From July 7-12, I’ll be in San Pedro Sula, Honduras in house-to-house evangelism and preaching each evening in local churches. I arrive in Honduras on Sunday, July 6 and fly back to the U.S. on Sunday, July 13.
My first evangelism visit to Honduras was to La Ceiba in 2005. La Ceiba is on the Caribbean Sea coast and is the country’s third largest city. This year, I’ll be in San Pedro Sula, which is inland and Honduras’ second largest city. Honduras in an emerging Central American country. It has coasts on the Caribbean Sea and the Pacific Ocean and is bordered by Guatemala, El Salvador and Nicaragua.
Honduras is open to the Gospel. I’ll be part of a STAR (Sowing, Teaching And Reaping) team sponsored by Bible Basics International, which is headquartered in Odessa, FL near Tampa. In both La Ceiba and San Pedro Sula, several local churches sponsor week-long efforts for STAR teams by setting up visitation appointments for the team with interested families and then sponsor evening meetings in churches. Schools allow—even welcome—qualified medical people from the team to speak directly on AIDS, which is exploding in Central America. In many instances, direct evangelistic invitations are allowed, and students decide for Christ on public school property.
Hondurans are well acquainted with American culture. Hotels may have as many as 40 U.S. TV channels available. Even though some will express dislike for Americas, they are copying our ways and learning our language. On my last trip, I asked why the girls were dressed the way they were and was told, "They are copying you Americans!" Many students are in English schools to learn our "mother tongue," which has become the foremost language of the world. While some Hondurans express distress with America, most would come to the U.S. in a heartbeat if given the opportunity. Even pastors are discouraged from coming to the U.S. for training conferences for fear they will never return thus depleting the population.
On my visit in 2005, I was able to lead ten people to Christ in their homes or places of business as I witnessed though a Spanish translator. One visit saw a father and grandfather receive Christ. In another home, both husband and wife received the Lord. In a hot, humid, little neighborhood store, a woman asked Christ to be her Savior. In another visit a young man who was recovering from gunshot wounds suffered in a holdup opened his life to Christ.
The final house visit was to a well-to-do gated community where an English-speaking businessman and alcoholic lived. His father had spoken English fluently. "He’s all yours, Dave," our team’s translator told me. "You won’t need an interpreter for this one." After nearly an hour of conversation, he surrendered to the Lord, and he came to church to hear me preach that night.
In another home, a man dying of cancer that was eating away his chest refused to accept Christ. He had promised his father he’d never leave the Catholic Church even though it meant he would not be born again and enter Heaven. I asked whether his father was in Heaven, and he said he didn’t know.

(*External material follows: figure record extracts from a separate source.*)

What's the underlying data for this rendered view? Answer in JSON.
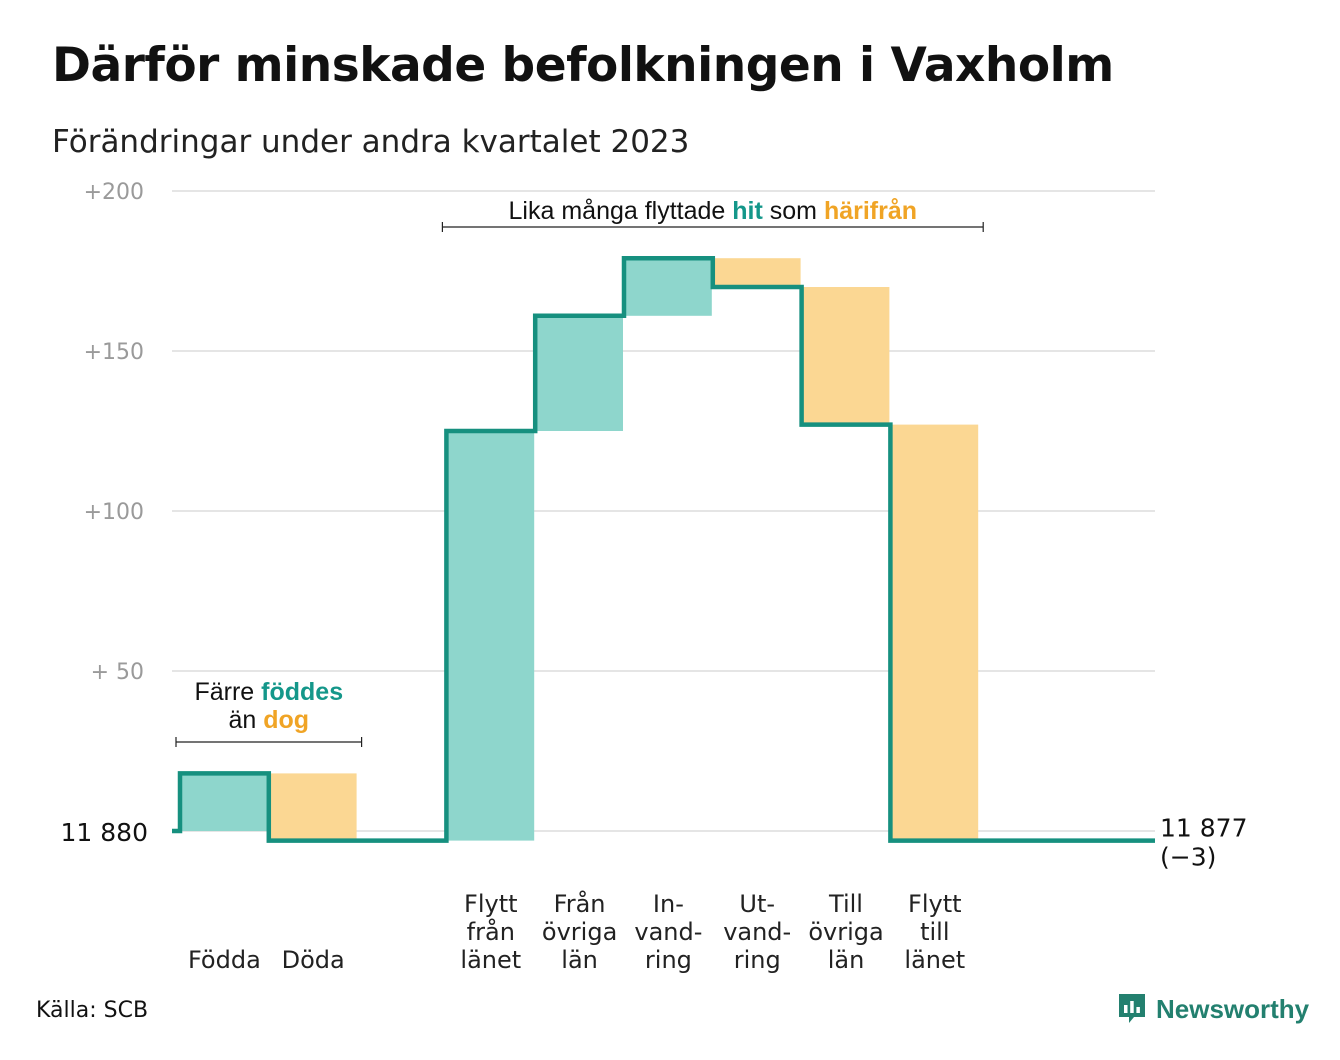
{
  "title": "Därför minskade befolkningen i Vaxholm",
  "subtitle": "Förändringar under andra kvartalet 2023",
  "source": "Källa: SCB",
  "brand": "Newsworthy",
  "colors": {
    "increase_fill": "#8ed6cc",
    "decrease_fill": "#fbd793",
    "line": "#16907f",
    "increase_text": "#14978a",
    "decrease_text": "#f0a425",
    "grid": "#e5e5e5",
    "tick": "#9a9a9a"
  },
  "chart_data": {
    "type": "waterfall",
    "base": 11880,
    "base_label": "11  880",
    "end_value": 11877,
    "end_label": "11 877",
    "end_change_label": "(−3)",
    "ylim": [
      0,
      200
    ],
    "yticks": [
      {
        "value": 50,
        "label": "+  50"
      },
      {
        "value": 100,
        "label": "+100"
      },
      {
        "value": 150,
        "label": "+150"
      },
      {
        "value": 200,
        "label": "+200"
      }
    ],
    "grid": true,
    "bars": [
      {
        "label_lines": [
          "Födda"
        ],
        "change": 18,
        "start": 0,
        "end": 18,
        "kind": "increase"
      },
      {
        "label_lines": [
          "Döda"
        ],
        "change": -21,
        "start": 18,
        "end": -3,
        "kind": "decrease"
      },
      {
        "label_lines": [],
        "change": 0,
        "start": -3,
        "end": -3,
        "kind": "none"
      },
      {
        "label_lines": [
          "Flytt",
          "från",
          "länet"
        ],
        "change": 128,
        "start": -3,
        "end": 125,
        "kind": "increase"
      },
      {
        "label_lines": [
          "Från",
          "övriga",
          "län"
        ],
        "change": 36,
        "start": 125,
        "end": 161,
        "kind": "increase"
      },
      {
        "label_lines": [
          "In-",
          "vand-",
          "ring"
        ],
        "change": 18,
        "start": 161,
        "end": 179,
        "kind": "increase"
      },
      {
        "label_lines": [
          "Ut-",
          "vand-",
          "ring"
        ],
        "change": -9,
        "start": 179,
        "end": 170,
        "kind": "decrease"
      },
      {
        "label_lines": [
          "Till",
          "övriga",
          "län"
        ],
        "change": -43,
        "start": 170,
        "end": 127,
        "kind": "decrease"
      },
      {
        "label_lines": [
          "Flytt",
          "till",
          "länet"
        ],
        "change": -130,
        "start": 127,
        "end": -3,
        "kind": "decrease"
      }
    ],
    "annotations": [
      {
        "id": "birth",
        "line1": {
          "pre": "Färre ",
          "highlight": "föddes",
          "highlight_kind": "increase",
          "post": ""
        },
        "line2": {
          "pre": "än ",
          "highlight": "dog",
          "highlight_kind": "decrease",
          "post": ""
        },
        "bracket_bars": [
          0,
          1
        ]
      },
      {
        "id": "migration",
        "line1": {
          "pre": "Lika många flyttade ",
          "highlight": "hit",
          "highlight_kind": "increase",
          "post": "  som ",
          "highlight2": "härifrån",
          "highlight2_kind": "decrease"
        },
        "bracket_bars": [
          3,
          8
        ]
      }
    ]
  }
}
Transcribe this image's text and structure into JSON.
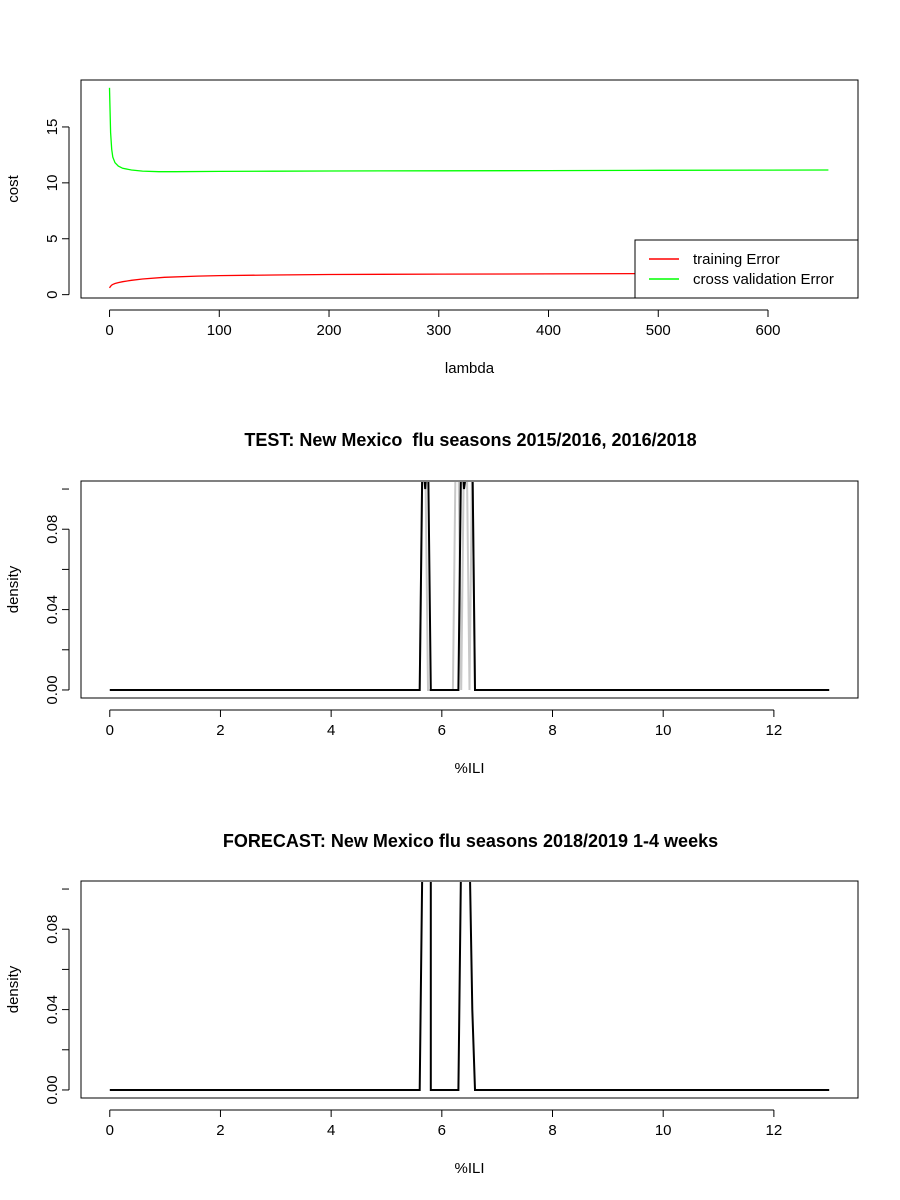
{
  "chart_data": [
    {
      "type": "line",
      "title": "",
      "xlabel": "lambda",
      "ylabel": "cost",
      "xlim": [
        -26,
        682
      ],
      "ylim": [
        -0.3,
        19.2
      ],
      "xticks": [
        0,
        100,
        200,
        300,
        400,
        500,
        600
      ],
      "yticks": [
        0,
        5,
        10,
        15
      ],
      "legend": {
        "placement": "bottom-right"
      },
      "series": [
        {
          "name": "training Error",
          "color": "#ff0000",
          "x": [
            0,
            1,
            2,
            3,
            5,
            8,
            12,
            20,
            30,
            50,
            80,
            100,
            150,
            200,
            300,
            400,
            500,
            600,
            655
          ],
          "y": [
            0.6,
            0.75,
            0.85,
            0.92,
            1.0,
            1.08,
            1.16,
            1.28,
            1.4,
            1.55,
            1.66,
            1.7,
            1.76,
            1.8,
            1.84,
            1.86,
            1.88,
            1.89,
            1.9
          ]
        },
        {
          "name": "cross validation Error",
          "color": "#00ff00",
          "x": [
            0,
            1,
            2,
            3,
            5,
            8,
            12,
            20,
            30,
            45,
            60,
            100,
            150,
            200,
            300,
            400,
            500,
            600,
            655
          ],
          "y": [
            18.5,
            14.5,
            13.0,
            12.3,
            11.8,
            11.5,
            11.3,
            11.15,
            11.05,
            11.0,
            11.0,
            11.02,
            11.04,
            11.06,
            11.08,
            11.1,
            11.12,
            11.14,
            11.15
          ]
        }
      ]
    },
    {
      "type": "line",
      "title": "TEST: New Mexico  flu seasons 2015/2016, 2016/2018",
      "xlabel": "%ILI",
      "ylabel": "density",
      "xlim": [
        -0.52,
        13.52
      ],
      "ylim": [
        -0.004,
        0.104
      ],
      "xticks": [
        0,
        2,
        4,
        6,
        8,
        10,
        12
      ],
      "yticks": [
        0.0,
        0.04,
        0.08
      ],
      "yticklabels": [
        "0.00",
        "0.04",
        "0.08"
      ],
      "series": [
        {
          "color": "#c8c8c8",
          "x": [
            0,
            5.6,
            5.65,
            5.7,
            5.75,
            5.8,
            6.2,
            6.25,
            6.3,
            6.35,
            6.4,
            6.45,
            6.5,
            6.55,
            6.6,
            13
          ],
          "y": [
            0,
            0,
            0.12,
            0.12,
            0,
            0,
            0,
            0.12,
            0.12,
            0,
            0.12,
            0.12,
            0,
            0.12,
            0,
            0
          ]
        },
        {
          "color": "#000000",
          "x": [
            0,
            5.6,
            5.65,
            5.7,
            5.75,
            5.8,
            6.3,
            6.35,
            6.4,
            6.5,
            6.55,
            6.6,
            13
          ],
          "y": [
            0,
            0,
            0.12,
            0.1,
            0.12,
            0,
            0,
            0.12,
            0.1,
            0.12,
            0.12,
            0,
            0
          ]
        }
      ]
    },
    {
      "type": "line",
      "title": "FORECAST: New Mexico flu seasons 2018/2019 1-4 weeks",
      "xlabel": "%ILI",
      "ylabel": "density",
      "xlim": [
        -0.52,
        13.52
      ],
      "ylim": [
        -0.004,
        0.104
      ],
      "xticks": [
        0,
        2,
        4,
        6,
        8,
        10,
        12
      ],
      "yticks": [
        0.0,
        0.04,
        0.08
      ],
      "yticklabels": [
        "0.00",
        "0.04",
        "0.08"
      ],
      "series": [
        {
          "color": "#000000",
          "x": [
            0,
            5.6,
            5.65,
            5.8,
            5.8,
            6.3,
            6.35,
            6.45,
            6.5,
            6.55,
            6.6,
            13
          ],
          "y": [
            0,
            0,
            0.12,
            0.12,
            0,
            0,
            0.12,
            0.12,
            0.12,
            0.04,
            0,
            0
          ]
        }
      ]
    }
  ]
}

I told him that if his father was in Hell, he was pleading for someone to tell him how to avoid that place as Luke 16:27-31 says.
"‘I beg you therefore, father, that you would send him to my father’s house, for I have five brothers, that he may testify to them, lest they also come to this place of torment.’ Abraham said to him, ‘They have Moses and the prophets; let them hear them.’ And he said, ‘No, father Abraham; but if one goes to them from the dead, they will repent.’ But he said to him, ‘If they do not hear Moses and the prophets, neither will they be persuaded though one rise from the dead.’"
I pointed out that his one witness to truth was the Bible but he refused to hear. His dear born-again Christian wife sat nearby crying as we talked. We finally left as she sat sadly nearby her dying husband. But we had discharged our obligation and sadly felt like the prophet in Ezek 3:18-19:
"When I say to the wicked, ‘You shall surely die,’ and you give him no warning, nor speak to warn the wicked from his wicked way, to save his life, that same wicked man shall die in his iniquity; but his blood I will require at your hand. Yet, if you warn the wicked, and he does not turn from his wickedness, nor from his wicked way, he shall die in his iniquity; but you have delivered your soul."
I preached at a city-wide rally on the last night of our 2005 trip. I am still in touch with a young man who rededicated his life in that meeting. He told me, "I want to be just like you, and preach and preach and preach." He is continuing in the things of the Lord.
I am thankful for the many friends who have supported this year’s endeavor financially and for those who are praying for a harvest of souls as many are born into the Kingdom of God. If you can, breathe a prayer for me July 6-13. Many of the sponsoring local church people in Honduras are having all night prayer meetings, even with fasting, as they anticipate a rich harvest of souls.